These is a summary of our lang team discussion from yesterday. Our lang team meetings are now organized into two categories: triage meetings and focused discussion on a particular topic (on alternating weeks). This was a “focused discussion” week, and the topic was the module system, and in specific a “wild and crazy” idea that @withoutboats had for extending it. Ultimately we did not reach any firm conclusions, but a number of concerns about the idea were raised and my sense was that there was significant doubt if this was the right general direction. (If you’re interested, the raw “minutes” can be found here.
The order of the presentation here is my own. @withoutboats presented things in a different order. But since I’m writing the notes, I’m organizing it the way that makes the most sense to my brain. The important thing is that the proposal consisted of two complementary parts:
- inverting the meaning of privacy to the
>=
interpretation (details below); - supporting implicit modules that don’t have to be declared.
Motivation
It’s worth spending some time on the motivation. I think the bottom line is that the module system is a frequent source of confusion, and that seems sad. Opinions abound on just what particular aspect is the most confusing, but things that I personally frequently hear:
- the warnings about private-type-in-public-API are annoying and confusing
- the need to declare modules (
mod m;
) rather than just importing from them is different from other languages
At the end of the meeting, I was left with the definite feeling that we needed to drill further in here to be more precise about just what problems we have and hope to solve. =)
Status quo
Today, when you declare a struct, you also give it some associated privacy. Using the pub(restricted)
rules, structs can either be declared as “world accessible” (pub
) or “private to some module in your crate”. The default is the to private to the current module, but one can write pub(super)
to be “private to the parent module”, pub(crate)
to be “private to the root of the crate”, or pub(in foo::bar)

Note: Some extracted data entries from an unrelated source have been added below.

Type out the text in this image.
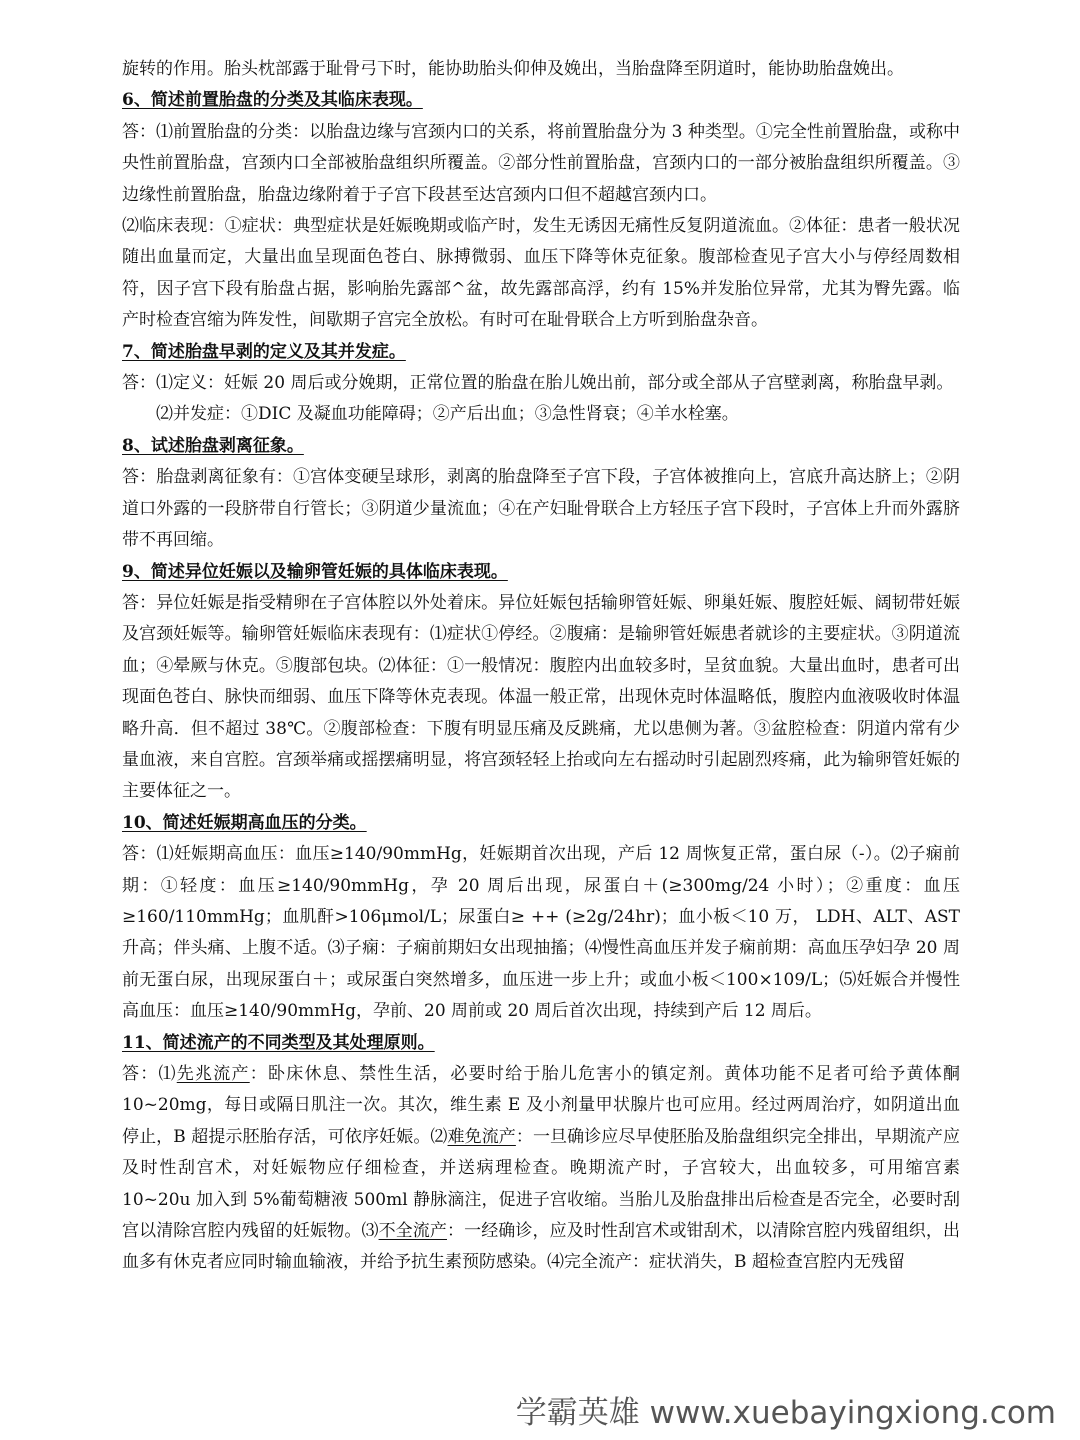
旋转的作用。胎头枕部露于耻骨弓下时，能协助胎头仰伸及娩出，当胎盘降至阴道时，能协助胎盘娩出。

6、简述前置胎盘的分类及其临床表现。

答：⑴前置胎盘的分类：以胎盘边缘与宫颈内口的关系，将前置胎盘分为 3 种类型。①完全性前置胎盘，或称中央性前置胎盘，宫颈内口全部被胎盘组织所覆盖。②部分性前置胎盘，宫颈内口的一部分被胎盘组织所覆盖。③边缘性前置胎盘，胎盘边缘附着于子宫下段甚至达宫颈内口但不超越宫颈内口。

⑵临床表现：①症状：典型症状是妊娠晚期或临产时，发生无诱因无痛性反复阴道流血。②体征：患者一般状况随出血量而定，大量出血呈现面色苍白、脉搏微弱、血压下降等休克征象。腹部检查见子宫大小与停经周数相符，因子宫下段有胎盘占据，影响胎先露部^盆，故先露部高浮，约有 15%并发胎位异常，尤其为臀先露。临产时检查宫缩为阵发性，间歇期子宫完全放松。有时可在耻骨联合上方听到胎盘杂音。

7、简述胎盘早剥的定义及其并发症。

答：⑴定义：妊娠 20 周后或分娩期，正常位置的胎盘在胎儿娩出前，部分或全部从子宫壁剥离，称胎盘早剥。

⑵并发症：①DIC 及凝血功能障碍；②产后出血；③急性肾衰；④羊水栓塞。

8、试述胎盘剥离征象。

答：胎盘剥离征象有：①宫体变硬呈球形，剥离的胎盘降至子宫下段，子宫体被推向上，宫底升高达脐上；②阴道口外露的一段脐带自行管长；③阴道少量流血；④在产妇耻骨联合上方轻压子宫下段时，子宫体上升而外露脐带不再回缩。

9、简述异位妊娠以及输卵管妊娠的具体临床表现。

答：异位妊娠是指受精卵在子宫体腔以外处着床。异位妊娠包括输卵管妊娠、卵巢妊娠、腹腔妊娠、阔韧带妊娠及宫颈妊娠等。输卵管妊娠临床表现有：⑴症状①停经。②腹痛：是输卵管妊娠患者就诊的主要症状。③阴道流血；④晕厥与休克。⑤腹部包块。⑵体征：①一般情况：腹腔内出血较多时，呈贫血貌。大量出血时，患者可出现面色苍白、脉快而细弱、血压下降等休克表现。体温一般正常，出现休克时体温略低，腹腔内血液吸收时体温略升高．但不超过 38℃。②腹部检查：下腹有明显压痛及反跳痛，尤以患侧为著。③盆腔检查：阴道内常有少量血液，来自宫腔。宫颈举痛或摇摆痛明显，将宫颈轻轻上抬或向左右摇动时引起剧烈疼痛，此为输卵管妊娠的主要体征之一。

10、简述妊娠期高血压的分类。

答：⑴妊娠期高血压：血压≥140/90mmHg，妊娠期首次出现，产后 12 周恢复正常，蛋白尿（-）。⑵子痫前期：①轻度：血压≥140/90mmHg，孕 20 周后出现，尿蛋白＋(≥300mg/24 小时）；②重度：血压≥160/110mmHg；血肌酐>106μmol/L；尿蛋白≥ ++ (≥2g/24hr)；血小板＜10 万， LDH、ALT、AST 升高；伴头痛、上腹不适。⑶子痫：子痫前期妇女出现抽搐；⑷慢性高血压并发子痫前期：高血压孕妇孕 20 周前无蛋白尿，出现尿蛋白＋；或尿蛋白突然增多，血压进一步上升；或血小板＜100×109/L；⑸妊娠合并慢性高血压：血压≥140/90mmHg，孕前、20 周前或 20 周后首次出现，持续到产后 12 周后。

11、简述流产的不同类型及其处理原则。

答：⑴先兆流产：卧床休息、禁性生活，必要时给于胎儿危害小的镇定剂。黄体功能不足者可给予黄体酮 10~20mg，每日或隔日肌注一次。其次，维生素 E 及小剂量甲状腺片也可应用。经过两周治疗，如阴道出血停止，B 超提示胚胎存活，可依序妊娠。⑵难免流产：一旦确诊应尽早使胚胎及胎盘组织完全排出，早期流产应及时性刮宫术，对妊娠物应仔细检查，并送病理检查。晚期流产时，子宫较大，出血较多，可用缩宫素 10~20u 加入到 5%葡萄糖液 500ml 静脉滴注，促进子宫收缩。当胎儿及胎盘排出后检查是否完全，必要时刮宫以清除宫腔内残留的妊娠物。⑶不全流产：一经确诊，应及时性刮宫术或钳刮术，以清除宫腔内残留组织，出血多有休克者应同时输血输液，并给予抗生素预防感染。⑷完全流产：症状消失，B 超检查宫腔内无残留

学霸英雄 www.xuebayingxiong.com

to be "private to the module foo::bar
". Being “private to a module” means, roughly, that nobody outside of that module can name the type or possess an instance of that type, except in generic code. The “private type in public API” rules are intended to enforce that guarantee (but they have issues of their own that we are still working through). We named this interpretation the <=
interpretation, because when you declare a struct as being public to a module M, you are saying that it is accessible only to submodules of M (i.e., modules “less than” M).
The proposal
The proposal keeps the pub(restricted)
notation, but turns the meaning on its head. Under this idea, when you write pub(in foo) struct Bar
, you are declaring that the struct Bar
is accessible from at least the module foo
, but indeed it may be accessible by anything outside of foo
as well, if there is a pub use
that exports it farther. The way I think about it is that when you declare a struct as being public to a module M, you are saying that it is (or should be, see below) accessible in this location from at least the module M. It may also be accessible from elsewhere, but only if there is a pub use
, and hence from a different location. For this reason, we called this the >=
interpretation of privacy.
So, for example, I might have a crate like this:
pub mod ty {
pub struct Ty { ... } // world accessible
}
This is a good declaration, because when I declare Ty
, I am saying that "the world should be able to name it as ty::Ty
".
On the other hand, if I wrote this:
mod ty {
pub struct Ty { ... }
}
This is a less-good declaration, because although I said that ty::Ty
should be “world nameable”, in fact the world cannot name it, because ty
is private. This code is of course legal today, but presumably under withoutboats proposal there would be a lint warning you about this situation. Something like “you declared pub struct Ty
, but it is contained within a non-pub
module”. (You may have noticed that this is a very common setup today; we called it the “facade pattern”. Indeed it is, and there would be a better way to handle it, I’ll get to it shortly.)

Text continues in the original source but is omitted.